多边形绕流问题有广泛的应用背景。目前缺乏任意边数下多边形绕流规律研究。本文我们重点研究绕二维正多边形的势流流动和低雷诺数粘性流动，考虑了流动特性随多边形边数的变化规律，并与圆柱绕流的相应特性进行了比较。我们借助 Schwarz-Christoffel变换，推导得到了多边形绕流所满足的一般方程，其中包括纯势流理论解，二维粘性条件下映象（圆）平面内的流函数方程，二维粘性流动中扰动发展的特征方程。接下来从方程的角度，比较了多边形绕流与圆柱绕流的一般性差异。对于势流流动，我们利用纯势流理论解，研究了不同来流方向时，多边形的边数对流场参数和顶点处奇异性的影响规律。我们还对多边形外点涡系运动规律、点涡对的静止位置及其稳定性规律进行了研究。发现了多边形外存在多条与圆柱不同的点涡对静止位置曲线，以及多边形的边数与方向对点涡对稳定性规律的影响。对于粘性流动，我们利用流函数在映像（圆）平面内的方程，二维粘性流动中扰动发展的特征方程，并结合 CFD方法，分析了临界雷诺数与 Strouhal数随边数的变化规律。在定常流动开始出现分离时，我们分析了多边形的第一临界雷诺数（流动刚刚出现分离的雷诺数）随边数的变化，多边形出现分离后的流动拓扑结构及其与圆柱的差别。当顶点与后驻点重合时，第一临界雷诺数比圆柱大，并且随边数 N的增加而逐渐递减。当 N →∞时向圆柱逼进。分岔点（流动刚刚出现分离的位置）在后驻点（对应于圆柱的情况）之前。当棱边中点与后驻点重合时，第一临界雷诺数比圆柱小，并且随边数 N的增加而逐渐递增。当 N →∞时向圆柱的情况逼进。分岔点与后驻点重合。在流动开始出现非定常效应时，我们分析了第二临界雷诺数（流动刚刚出现非定常的雷诺数）和 Strouhal数随边数的变化关系。发现第二临界雷诺数和 Strouhal数比圆柱大，并且随边数 N的增加而逐渐递减。当 N →∞时，向圆柱的情况逼近。

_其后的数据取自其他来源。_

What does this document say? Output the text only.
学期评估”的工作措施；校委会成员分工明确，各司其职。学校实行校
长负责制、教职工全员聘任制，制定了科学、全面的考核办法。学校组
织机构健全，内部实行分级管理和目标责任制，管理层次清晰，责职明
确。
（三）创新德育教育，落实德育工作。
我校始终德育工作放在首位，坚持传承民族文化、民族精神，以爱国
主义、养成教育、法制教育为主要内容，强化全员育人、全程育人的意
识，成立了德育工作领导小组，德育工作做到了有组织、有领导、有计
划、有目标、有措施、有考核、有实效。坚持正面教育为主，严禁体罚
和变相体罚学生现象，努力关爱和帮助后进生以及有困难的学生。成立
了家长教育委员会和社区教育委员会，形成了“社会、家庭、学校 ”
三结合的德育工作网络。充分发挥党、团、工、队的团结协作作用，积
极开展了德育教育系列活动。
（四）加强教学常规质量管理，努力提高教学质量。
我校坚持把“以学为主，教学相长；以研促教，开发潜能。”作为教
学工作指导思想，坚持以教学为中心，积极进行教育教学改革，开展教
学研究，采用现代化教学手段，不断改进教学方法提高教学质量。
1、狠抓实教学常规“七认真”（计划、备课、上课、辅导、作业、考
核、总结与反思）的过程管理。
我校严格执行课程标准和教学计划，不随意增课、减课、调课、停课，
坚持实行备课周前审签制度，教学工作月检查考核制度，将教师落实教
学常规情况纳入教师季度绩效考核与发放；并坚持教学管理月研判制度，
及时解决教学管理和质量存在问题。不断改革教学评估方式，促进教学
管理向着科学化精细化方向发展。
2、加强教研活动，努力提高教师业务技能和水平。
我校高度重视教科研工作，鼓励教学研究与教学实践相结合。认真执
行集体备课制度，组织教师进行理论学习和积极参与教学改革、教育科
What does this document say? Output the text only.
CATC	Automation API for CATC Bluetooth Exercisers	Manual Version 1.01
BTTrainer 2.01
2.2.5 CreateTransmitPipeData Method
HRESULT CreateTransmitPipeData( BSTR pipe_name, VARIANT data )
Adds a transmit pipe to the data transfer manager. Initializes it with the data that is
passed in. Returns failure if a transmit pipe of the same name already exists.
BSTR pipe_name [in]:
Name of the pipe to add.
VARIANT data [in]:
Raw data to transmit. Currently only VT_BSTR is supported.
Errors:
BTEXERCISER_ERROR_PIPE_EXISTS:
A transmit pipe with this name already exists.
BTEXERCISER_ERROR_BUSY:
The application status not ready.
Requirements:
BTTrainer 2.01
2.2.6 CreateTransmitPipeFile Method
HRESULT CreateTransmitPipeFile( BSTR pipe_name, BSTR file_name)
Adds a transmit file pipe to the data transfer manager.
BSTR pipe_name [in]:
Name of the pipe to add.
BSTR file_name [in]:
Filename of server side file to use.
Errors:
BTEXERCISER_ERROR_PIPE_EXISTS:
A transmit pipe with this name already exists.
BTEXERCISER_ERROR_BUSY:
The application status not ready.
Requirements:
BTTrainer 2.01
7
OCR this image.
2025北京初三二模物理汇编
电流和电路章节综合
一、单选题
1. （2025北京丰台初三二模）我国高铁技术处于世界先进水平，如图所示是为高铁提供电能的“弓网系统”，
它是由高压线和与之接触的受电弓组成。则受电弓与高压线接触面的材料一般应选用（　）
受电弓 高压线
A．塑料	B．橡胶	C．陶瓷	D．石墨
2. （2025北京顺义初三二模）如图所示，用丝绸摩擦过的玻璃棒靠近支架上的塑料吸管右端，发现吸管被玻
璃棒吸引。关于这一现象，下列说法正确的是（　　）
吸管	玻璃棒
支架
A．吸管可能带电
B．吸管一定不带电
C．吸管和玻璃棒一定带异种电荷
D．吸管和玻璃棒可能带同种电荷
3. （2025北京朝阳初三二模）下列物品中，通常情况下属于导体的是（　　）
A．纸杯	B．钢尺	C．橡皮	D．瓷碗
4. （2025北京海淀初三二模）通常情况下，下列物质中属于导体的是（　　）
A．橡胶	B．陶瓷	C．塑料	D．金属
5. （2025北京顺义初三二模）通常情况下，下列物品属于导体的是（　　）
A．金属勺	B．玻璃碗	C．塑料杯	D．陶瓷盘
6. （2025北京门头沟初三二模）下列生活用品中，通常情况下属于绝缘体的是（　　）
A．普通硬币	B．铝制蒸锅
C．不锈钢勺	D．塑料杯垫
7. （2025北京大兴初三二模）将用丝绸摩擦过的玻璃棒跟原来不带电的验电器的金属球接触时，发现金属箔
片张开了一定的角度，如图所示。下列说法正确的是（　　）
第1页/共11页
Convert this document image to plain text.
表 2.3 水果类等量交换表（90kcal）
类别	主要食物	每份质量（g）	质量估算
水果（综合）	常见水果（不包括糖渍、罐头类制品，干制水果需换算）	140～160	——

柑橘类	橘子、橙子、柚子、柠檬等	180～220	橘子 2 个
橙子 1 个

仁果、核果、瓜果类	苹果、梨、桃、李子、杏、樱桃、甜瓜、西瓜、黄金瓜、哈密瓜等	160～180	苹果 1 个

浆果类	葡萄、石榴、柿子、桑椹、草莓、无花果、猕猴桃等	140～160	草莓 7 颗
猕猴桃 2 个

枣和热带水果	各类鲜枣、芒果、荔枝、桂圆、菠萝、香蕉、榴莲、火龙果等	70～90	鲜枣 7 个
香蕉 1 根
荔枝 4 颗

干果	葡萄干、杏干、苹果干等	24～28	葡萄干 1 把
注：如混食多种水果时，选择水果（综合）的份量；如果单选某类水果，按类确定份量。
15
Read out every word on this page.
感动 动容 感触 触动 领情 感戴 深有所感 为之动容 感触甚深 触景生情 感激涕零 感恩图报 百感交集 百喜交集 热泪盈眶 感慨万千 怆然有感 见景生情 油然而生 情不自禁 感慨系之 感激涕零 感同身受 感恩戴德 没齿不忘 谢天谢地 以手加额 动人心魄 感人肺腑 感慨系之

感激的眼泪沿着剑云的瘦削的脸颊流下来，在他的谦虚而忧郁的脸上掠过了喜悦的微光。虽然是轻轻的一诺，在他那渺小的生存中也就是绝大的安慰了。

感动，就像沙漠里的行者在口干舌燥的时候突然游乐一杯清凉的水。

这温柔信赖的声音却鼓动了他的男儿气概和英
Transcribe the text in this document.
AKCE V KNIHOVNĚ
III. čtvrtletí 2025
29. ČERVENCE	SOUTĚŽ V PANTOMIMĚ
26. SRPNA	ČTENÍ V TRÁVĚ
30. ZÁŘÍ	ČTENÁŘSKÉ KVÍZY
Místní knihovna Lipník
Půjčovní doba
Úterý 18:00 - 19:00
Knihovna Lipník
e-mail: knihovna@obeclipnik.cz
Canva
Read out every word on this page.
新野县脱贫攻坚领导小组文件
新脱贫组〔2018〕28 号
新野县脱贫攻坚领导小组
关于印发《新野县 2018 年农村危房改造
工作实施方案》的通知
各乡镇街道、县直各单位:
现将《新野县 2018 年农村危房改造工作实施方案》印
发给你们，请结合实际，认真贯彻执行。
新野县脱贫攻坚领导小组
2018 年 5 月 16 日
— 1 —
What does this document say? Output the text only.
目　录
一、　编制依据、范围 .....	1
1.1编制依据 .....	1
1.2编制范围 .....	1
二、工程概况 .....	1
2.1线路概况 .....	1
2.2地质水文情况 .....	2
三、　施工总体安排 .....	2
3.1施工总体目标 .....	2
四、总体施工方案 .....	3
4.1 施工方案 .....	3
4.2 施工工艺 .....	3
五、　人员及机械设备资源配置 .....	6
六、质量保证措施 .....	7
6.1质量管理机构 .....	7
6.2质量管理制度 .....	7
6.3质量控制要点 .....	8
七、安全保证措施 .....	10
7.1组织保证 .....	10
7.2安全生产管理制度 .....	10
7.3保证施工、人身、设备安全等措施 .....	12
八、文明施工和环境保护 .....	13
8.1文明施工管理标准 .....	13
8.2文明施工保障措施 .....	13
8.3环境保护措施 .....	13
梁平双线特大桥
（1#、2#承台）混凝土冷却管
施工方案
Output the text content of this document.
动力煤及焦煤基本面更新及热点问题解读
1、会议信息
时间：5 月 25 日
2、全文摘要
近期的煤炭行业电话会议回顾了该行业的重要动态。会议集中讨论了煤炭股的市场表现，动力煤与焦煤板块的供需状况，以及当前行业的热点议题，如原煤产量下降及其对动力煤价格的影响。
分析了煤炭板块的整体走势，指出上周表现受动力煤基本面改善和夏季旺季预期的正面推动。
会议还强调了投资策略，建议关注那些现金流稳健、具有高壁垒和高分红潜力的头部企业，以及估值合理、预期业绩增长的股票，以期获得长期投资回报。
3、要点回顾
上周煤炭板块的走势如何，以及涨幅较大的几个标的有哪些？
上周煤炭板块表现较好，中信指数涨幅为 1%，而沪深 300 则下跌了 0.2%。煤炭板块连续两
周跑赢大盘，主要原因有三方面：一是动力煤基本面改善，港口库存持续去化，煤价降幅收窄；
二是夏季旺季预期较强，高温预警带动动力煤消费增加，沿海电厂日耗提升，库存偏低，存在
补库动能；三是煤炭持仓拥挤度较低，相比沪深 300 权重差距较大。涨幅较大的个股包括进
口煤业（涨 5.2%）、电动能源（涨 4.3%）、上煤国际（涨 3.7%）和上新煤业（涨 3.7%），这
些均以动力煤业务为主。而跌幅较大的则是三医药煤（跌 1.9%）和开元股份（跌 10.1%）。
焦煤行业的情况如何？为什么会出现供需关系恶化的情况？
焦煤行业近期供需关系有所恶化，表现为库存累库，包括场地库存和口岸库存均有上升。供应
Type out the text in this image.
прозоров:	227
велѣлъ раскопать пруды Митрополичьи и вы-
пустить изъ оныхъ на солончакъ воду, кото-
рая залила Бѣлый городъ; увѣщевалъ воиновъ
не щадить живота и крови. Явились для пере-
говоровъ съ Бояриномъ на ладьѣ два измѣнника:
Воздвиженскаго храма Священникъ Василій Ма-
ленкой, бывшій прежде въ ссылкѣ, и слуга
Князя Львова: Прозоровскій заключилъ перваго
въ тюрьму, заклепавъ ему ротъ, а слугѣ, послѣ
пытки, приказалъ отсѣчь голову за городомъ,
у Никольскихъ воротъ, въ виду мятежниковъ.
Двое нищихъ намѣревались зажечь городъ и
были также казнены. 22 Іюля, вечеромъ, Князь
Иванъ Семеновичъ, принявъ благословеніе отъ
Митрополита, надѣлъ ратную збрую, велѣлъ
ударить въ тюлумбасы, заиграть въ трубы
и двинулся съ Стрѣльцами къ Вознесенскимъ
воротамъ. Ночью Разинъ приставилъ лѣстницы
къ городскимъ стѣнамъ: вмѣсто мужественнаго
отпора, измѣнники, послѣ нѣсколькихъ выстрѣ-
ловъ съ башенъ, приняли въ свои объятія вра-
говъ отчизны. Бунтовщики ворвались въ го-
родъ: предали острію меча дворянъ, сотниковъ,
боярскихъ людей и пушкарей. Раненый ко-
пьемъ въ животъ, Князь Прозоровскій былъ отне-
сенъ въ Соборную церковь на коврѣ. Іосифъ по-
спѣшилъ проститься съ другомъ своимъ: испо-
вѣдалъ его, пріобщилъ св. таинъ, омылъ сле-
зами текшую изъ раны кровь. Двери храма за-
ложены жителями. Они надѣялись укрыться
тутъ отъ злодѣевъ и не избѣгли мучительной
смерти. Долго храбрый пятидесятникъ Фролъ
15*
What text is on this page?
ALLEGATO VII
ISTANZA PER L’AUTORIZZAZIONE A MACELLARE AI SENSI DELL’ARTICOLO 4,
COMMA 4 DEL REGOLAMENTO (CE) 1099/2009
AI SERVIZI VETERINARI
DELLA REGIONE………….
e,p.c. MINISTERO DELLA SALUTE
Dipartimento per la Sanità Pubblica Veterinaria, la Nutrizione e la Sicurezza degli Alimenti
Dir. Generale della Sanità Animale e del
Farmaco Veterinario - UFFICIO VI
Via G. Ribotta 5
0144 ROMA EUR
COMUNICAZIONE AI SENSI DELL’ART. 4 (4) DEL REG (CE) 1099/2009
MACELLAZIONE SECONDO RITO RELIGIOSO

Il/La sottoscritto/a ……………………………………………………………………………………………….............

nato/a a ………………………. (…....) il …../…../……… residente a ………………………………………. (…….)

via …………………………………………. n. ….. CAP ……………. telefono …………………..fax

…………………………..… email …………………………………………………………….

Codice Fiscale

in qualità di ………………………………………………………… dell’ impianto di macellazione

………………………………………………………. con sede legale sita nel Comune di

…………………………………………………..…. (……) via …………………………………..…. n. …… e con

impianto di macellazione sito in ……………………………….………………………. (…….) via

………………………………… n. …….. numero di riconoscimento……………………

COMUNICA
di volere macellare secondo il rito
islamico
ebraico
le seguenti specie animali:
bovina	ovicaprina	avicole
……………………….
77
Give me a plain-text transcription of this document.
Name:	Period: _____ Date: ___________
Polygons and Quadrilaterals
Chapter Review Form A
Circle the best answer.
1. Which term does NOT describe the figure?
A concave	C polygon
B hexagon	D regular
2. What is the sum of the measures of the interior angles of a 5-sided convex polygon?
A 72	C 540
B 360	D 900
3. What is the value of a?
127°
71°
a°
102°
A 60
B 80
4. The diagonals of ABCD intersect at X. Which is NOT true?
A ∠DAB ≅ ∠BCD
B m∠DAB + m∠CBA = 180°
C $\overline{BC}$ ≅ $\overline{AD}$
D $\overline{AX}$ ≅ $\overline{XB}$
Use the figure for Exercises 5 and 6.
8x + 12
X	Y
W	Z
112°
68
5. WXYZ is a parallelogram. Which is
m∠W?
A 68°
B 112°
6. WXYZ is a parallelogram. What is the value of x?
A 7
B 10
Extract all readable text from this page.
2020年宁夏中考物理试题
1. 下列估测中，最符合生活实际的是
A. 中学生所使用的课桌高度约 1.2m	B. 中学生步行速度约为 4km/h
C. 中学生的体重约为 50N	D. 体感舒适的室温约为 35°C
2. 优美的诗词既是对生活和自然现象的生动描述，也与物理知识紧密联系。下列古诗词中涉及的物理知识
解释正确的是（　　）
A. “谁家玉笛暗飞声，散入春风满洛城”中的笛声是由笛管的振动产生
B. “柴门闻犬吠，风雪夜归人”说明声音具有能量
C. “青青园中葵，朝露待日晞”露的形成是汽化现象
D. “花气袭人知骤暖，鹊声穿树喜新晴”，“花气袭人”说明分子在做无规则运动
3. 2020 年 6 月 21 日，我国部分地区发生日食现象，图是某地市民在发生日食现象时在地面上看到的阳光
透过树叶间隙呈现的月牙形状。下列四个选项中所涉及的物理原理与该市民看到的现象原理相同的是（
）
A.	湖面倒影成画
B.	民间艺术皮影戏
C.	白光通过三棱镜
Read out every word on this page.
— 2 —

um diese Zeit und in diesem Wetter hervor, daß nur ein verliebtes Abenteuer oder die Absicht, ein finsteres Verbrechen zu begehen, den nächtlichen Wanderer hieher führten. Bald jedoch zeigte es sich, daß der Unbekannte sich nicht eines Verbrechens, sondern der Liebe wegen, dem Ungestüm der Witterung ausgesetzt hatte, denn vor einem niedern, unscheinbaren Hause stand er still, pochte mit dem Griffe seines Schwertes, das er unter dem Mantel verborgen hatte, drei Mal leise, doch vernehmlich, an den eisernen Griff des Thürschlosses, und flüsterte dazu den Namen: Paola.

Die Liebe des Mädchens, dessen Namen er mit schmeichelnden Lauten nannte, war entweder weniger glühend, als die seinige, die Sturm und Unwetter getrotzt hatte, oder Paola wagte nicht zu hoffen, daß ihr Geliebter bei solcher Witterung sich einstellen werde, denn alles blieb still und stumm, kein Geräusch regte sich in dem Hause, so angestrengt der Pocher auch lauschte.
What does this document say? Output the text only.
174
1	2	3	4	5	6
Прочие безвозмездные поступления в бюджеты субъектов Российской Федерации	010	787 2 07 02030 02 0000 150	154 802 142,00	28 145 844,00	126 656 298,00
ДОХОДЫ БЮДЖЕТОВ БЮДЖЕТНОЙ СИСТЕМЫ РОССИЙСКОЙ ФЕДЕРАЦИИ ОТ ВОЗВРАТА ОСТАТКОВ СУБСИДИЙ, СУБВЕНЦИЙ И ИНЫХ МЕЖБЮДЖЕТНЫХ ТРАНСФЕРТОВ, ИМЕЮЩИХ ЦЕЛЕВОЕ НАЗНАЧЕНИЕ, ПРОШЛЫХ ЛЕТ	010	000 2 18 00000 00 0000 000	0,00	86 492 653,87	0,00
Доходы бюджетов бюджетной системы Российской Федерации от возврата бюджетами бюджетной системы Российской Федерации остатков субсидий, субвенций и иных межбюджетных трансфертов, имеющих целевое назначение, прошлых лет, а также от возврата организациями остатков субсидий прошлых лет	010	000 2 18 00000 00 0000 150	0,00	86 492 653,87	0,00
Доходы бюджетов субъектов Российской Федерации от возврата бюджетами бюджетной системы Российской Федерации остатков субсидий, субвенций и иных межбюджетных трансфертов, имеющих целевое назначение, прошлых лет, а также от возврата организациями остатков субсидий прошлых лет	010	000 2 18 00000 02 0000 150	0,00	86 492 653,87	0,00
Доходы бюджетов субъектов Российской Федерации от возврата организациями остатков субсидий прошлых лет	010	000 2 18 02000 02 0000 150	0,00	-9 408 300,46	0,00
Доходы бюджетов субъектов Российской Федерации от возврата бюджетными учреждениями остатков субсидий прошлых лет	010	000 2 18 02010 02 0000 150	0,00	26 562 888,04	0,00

Flow past polygons is widely applied. It is rare to consider the polygon with an arbitrary edge number. In this paper we focus on the two-dimensional flow around regular polygons, with comparison to circular cylinder flow. Both potential flow and low-Reynolds number viscous flows are addressed. With the aid of Schwarz-Christoffel mapping, we obtained the general equation for flow past polygons, e.g. exact solution for pure potential, the equation of stream function in the mapped (circle) domain, eigen functions for disturbance evolution. Based on which we studied the general differences of flow features between polygons and circles.For potential flow, we studied the pure potential flow details and the singularity at apices varying with the edge number, N, at different flow directions. We also studied the behavior, stationary lines and stability, of vortex-pair and found new stationary lines for vortex pairs compared to circular cylinder, and different stabilities corresponding to the edge number and direction.For viscous flow we obtain critical Reynolds numbers and Strouhal numbers, with the aid of the equation of stream function in the mapped (circle) domain, eigen functions for disturbance evolution and CFD methods.For the steady flow when separation first occurs, we obtained the 1st critical Reynolds numbers varying with N, and different streamlines topologies compared with the circular situation. With one apex locating on the rear stagnation point, the 1st critical Reynolds number is a monotonically decreasing function of N, while N →∞ corresponds to that for circular cylinder. The bifurcation point is ahead of the bifurcation point for circular cylinder. With one mid-point of the edge locating on the rear stagnation point, the 1st critical Reynolds number is a monotonically increasing function of N, while N →∞ corresponds to that for circular cylinder. The bifurcation point is just the rear stagnation point. For unsteady flow, the 2nd critical Reynolds number for vortex shedding and the Strouhal number are both monotonically decreasing functions of N.